In a new paper appearing in the Journal of Clinical Investigation, the investigators report the results of a study of six patients with malignant melanoma. The patients were treated with a vaccine containing their own cancer cells coated with the chemical dinitrophenyl (DNP). The DNP appears to make cancer cells appear more foreign to the patients' immune systems, so that it can mount a fight against the tumor.

"In our previous studies, we found that the DNP vaccine causes the development of inflammation in the tumors." explained Dr. Berd. "In other words, they become red and swollen and microscopic examination shows that they are invaded by a particular type of white blood cell, called a T cell. In this study, Dr. Parmiani's laboratory showed that these were not just any old T cells, but particular clones of T cells that had been elicited by the vaccine. To my knowledge, this has never before been demonstrated for a human cancer vaccine."

The investigators used the tools of molecular biology--polymerase chain reaction (PCR) and cloning of fragments of DNA--to identify the structures of the T-cell receptors of the white blood cells invading the tumors. If certain chemical constituents or antigens on the melanoma cells had elicited the T-cells, it would have been expected that the T-cells with certain receptor structures would be detected in large quantities within the tumors. That is precisely what the research team found.

In the tumors of five patients in this study, a special family of T-cells was much more abundant after treatment with the vaccine than before the treatment. Even more surprising was the observation that vaccine-treated tumors were invaded by clones of T-cells that were not detectable in tumors before vaccination, nor in T-cells circulating in the blood stream.
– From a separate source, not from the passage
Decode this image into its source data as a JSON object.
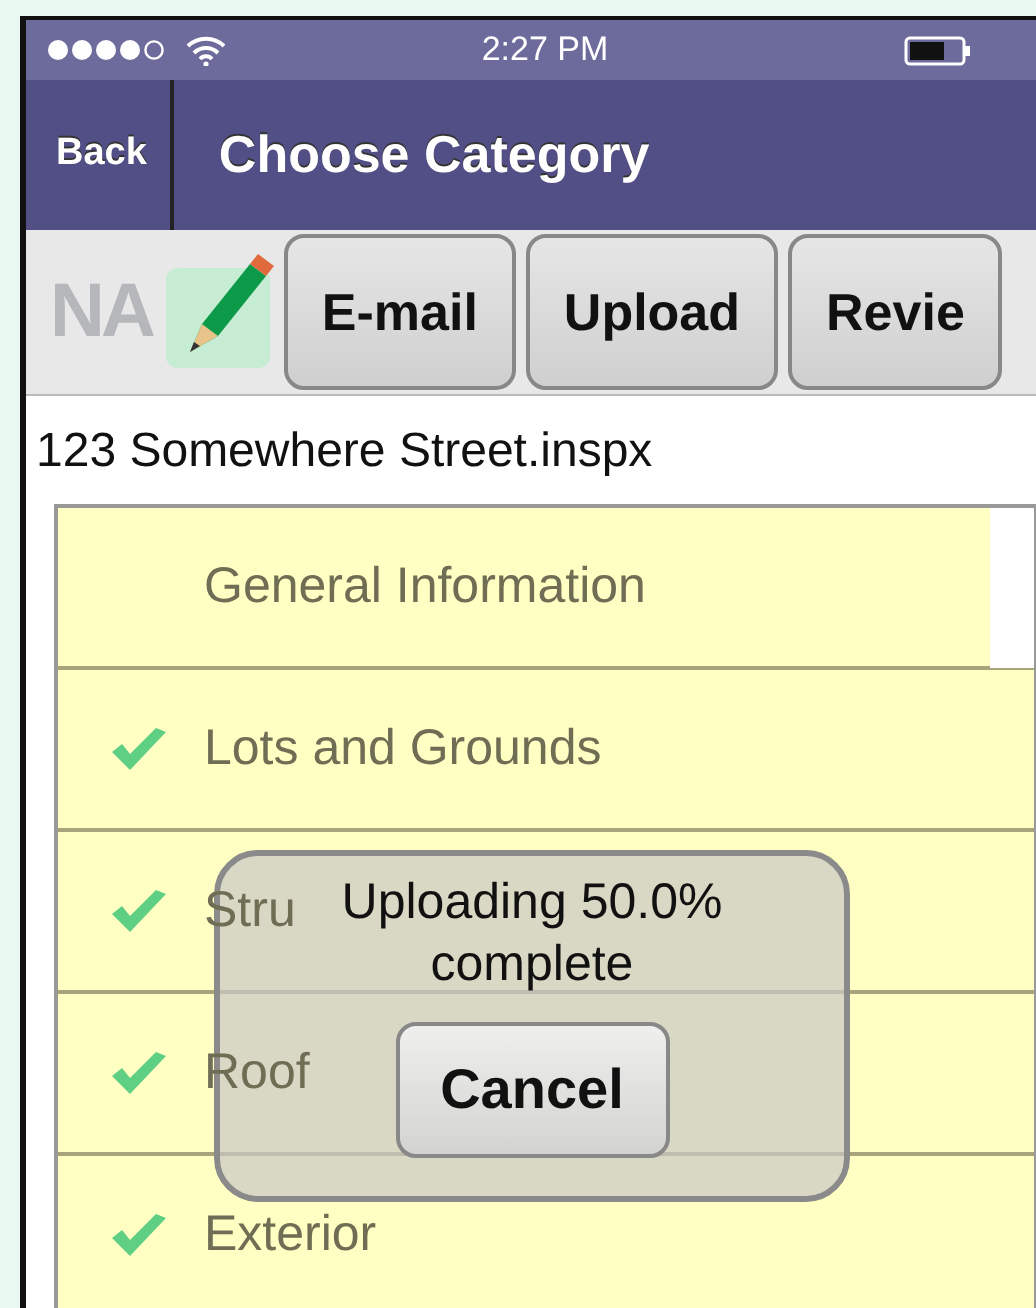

Dr. Berd believes that the new molecular biology study provides a scientific explanation for the therapeutic results. These findings may be a key to developing a more effective immunotherapy against malignant melanoma, the deadliest from of skin cancer. In recent years, mortality from melanoma has been increasing. In 1995, the National Cancer Institute (NCI) expected more than 34,000 new individual cases of melanoma in the United States alone, and almost 7,200 individuals died from the disease. The incidence has increased nearly 80% between 1973 and 1987, at a rate of approximately 4% per year (NCI CancerNet).

Vaccine Being Used to Treat Advanced, But Resectable Melanomas

The vaccine under investigation is being used postsurgically for treating advanced, but surgically resectable, malignant melanoma. According to Dr. Berd's 1996 interim results, patients with stage III tumors in the lymph nodes were treated with the vaccine after standard lymphadenectomy. Of 62 patients who received the vaccine, 47% had not relapsed after 5 years, and 58% survived for 5 years. This compared to the 20% to 25% survival rate in patients treated with surgery alone. The patients also received a low dose of cyclophosphamide (Cytoxan, Neosar), a medication commonly used in cancer chemotherapy, but which has been shown to boost the immune system when administered in the right way.

In a joint agreement with Thomas Jefferson University and Dr. Berd, AVAX Technologies, Inc, a development-stage biotech company headquartered in Kansas City, has acquired the exclusive nights to develop and commercialize the patented DNP-vaccine technology under the trade name AC MelaVax. Beginning first with melanoma, the company believes that the same technology could be adapted to the treatment of other cancers.

"In the past," noted Dr. Berd, "the field of cancer vaccines has overpromised and underperformed. But in view of the progress we've made, I'm eagerly looking forward to the additional required testing that could confirm our very encouraging results." Concluded Dr. Berd, "The research itself is exciting, but providing a new treatment for cancer--that would be most gratifying."